18/04/2013
Mais duas instituições públicas de ensino vão utilizar cotas em seus processos seletivos. Foi sancionada na noite do último dia 15 o projeto de lei 1.871/12, que cria o sistema de cotas para o Instituto de Aplicação Fernando Rodrigues da Silva (Cap-Uerj) e para a Fundação de Apoio à Escola Técnica (Faetec), ambos vinculados à Secretaria Estadual de Ciência e Tecnologia.

De acordo com a nova lei, será considerado carente o candidato cuja renda familiar mensal per capita corresponda a um salário mínimo e meio. Estão garantidas as reservas em todos os turnos. Além disso, será criada também pela Uerj uma Comissão Permanente de Avaliação do Sistema. Ela enviará, anualmente, um relatório à Comissão de Educação da Alerj, como forma de garantir resultados acadêmicos satisfatórios.

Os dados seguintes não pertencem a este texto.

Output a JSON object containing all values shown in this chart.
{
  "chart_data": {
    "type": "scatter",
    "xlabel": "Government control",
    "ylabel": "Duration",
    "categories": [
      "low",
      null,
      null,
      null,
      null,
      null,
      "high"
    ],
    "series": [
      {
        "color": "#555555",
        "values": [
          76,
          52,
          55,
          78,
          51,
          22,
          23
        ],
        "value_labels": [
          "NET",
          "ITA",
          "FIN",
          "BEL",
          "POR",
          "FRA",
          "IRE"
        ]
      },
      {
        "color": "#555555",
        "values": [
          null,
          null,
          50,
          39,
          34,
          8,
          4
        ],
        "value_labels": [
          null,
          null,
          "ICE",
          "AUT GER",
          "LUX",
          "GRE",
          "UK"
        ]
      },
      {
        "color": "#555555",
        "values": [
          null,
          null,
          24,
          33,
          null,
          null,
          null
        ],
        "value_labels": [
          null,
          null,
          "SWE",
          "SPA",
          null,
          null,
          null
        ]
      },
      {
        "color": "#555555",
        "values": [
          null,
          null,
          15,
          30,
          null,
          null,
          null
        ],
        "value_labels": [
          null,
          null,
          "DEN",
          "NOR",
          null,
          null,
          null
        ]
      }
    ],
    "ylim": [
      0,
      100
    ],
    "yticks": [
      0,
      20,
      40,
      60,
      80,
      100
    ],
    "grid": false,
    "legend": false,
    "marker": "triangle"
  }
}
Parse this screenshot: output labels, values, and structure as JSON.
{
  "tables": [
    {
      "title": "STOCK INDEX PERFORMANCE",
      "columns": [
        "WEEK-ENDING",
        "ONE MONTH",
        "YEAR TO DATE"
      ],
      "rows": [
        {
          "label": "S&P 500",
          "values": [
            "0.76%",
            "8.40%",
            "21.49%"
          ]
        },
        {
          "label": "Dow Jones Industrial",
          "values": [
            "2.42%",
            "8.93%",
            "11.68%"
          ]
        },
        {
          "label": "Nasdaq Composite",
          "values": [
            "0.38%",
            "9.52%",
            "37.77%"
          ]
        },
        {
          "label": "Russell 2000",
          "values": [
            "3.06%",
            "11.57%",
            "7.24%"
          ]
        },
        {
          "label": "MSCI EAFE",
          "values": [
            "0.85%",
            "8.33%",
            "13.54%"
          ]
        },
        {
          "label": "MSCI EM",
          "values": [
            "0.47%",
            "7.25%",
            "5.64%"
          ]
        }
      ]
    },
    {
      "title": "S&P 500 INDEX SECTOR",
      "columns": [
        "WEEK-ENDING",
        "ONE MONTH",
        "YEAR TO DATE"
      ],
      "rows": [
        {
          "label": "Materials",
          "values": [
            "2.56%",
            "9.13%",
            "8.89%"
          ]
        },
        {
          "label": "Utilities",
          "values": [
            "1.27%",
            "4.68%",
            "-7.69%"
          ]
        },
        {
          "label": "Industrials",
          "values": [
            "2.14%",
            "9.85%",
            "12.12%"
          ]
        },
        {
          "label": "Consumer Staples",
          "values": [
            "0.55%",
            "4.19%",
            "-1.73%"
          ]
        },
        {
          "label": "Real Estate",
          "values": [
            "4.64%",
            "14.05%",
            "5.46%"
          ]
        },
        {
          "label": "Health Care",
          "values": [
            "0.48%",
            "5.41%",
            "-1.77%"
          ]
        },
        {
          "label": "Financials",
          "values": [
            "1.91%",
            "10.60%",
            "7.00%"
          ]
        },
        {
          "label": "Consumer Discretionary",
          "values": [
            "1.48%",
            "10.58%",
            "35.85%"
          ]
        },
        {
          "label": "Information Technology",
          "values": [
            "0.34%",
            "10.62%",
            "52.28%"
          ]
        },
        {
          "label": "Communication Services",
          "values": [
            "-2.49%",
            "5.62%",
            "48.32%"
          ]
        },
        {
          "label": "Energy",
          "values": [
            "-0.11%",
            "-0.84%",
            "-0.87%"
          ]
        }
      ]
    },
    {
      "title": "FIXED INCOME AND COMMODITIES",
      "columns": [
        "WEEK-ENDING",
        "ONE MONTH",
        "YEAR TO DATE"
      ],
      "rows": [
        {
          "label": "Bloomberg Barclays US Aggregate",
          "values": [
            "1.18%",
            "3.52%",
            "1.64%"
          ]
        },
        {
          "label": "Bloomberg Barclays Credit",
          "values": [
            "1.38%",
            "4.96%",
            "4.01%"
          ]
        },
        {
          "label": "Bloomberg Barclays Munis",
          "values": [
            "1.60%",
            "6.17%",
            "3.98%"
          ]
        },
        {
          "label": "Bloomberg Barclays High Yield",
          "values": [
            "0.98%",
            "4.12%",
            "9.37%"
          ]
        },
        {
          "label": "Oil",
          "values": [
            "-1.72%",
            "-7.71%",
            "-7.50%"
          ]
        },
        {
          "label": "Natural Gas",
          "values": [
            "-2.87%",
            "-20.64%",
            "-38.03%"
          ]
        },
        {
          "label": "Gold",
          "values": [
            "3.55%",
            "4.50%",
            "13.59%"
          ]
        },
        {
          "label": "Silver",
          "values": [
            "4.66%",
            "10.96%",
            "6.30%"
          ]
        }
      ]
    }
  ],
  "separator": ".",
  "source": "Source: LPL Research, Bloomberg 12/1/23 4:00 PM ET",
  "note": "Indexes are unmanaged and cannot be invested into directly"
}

No Cap-Uerj, as cotas para estudantes carentes serão distribuídas da seguinte maneira: negros, pardos e índios terão direito à 20% das vagas, estudantes vindos da rede pública terão direito à outros 20% e portadores de deficiências terão direito à 5% das vagas. Os limites de reserva para filhos de servidores foi redefinida, diminuindo dos atuais 50% para 25%, sendo 12,5% para filhos de servidores e 12,5% para filhos de funcionários.

Na Faetec, a distribuição segue os mesmos parâmetros. Estudantes carentes negros, pardos e índios terão 20% das cotas, assim como os oriundos de escolas públicas nas escolas técnicas do estado (20%). Outros 5% serão reservados para pessoas portadoras de alguma deficiência. Esses percentuais terão duração de cinco anos.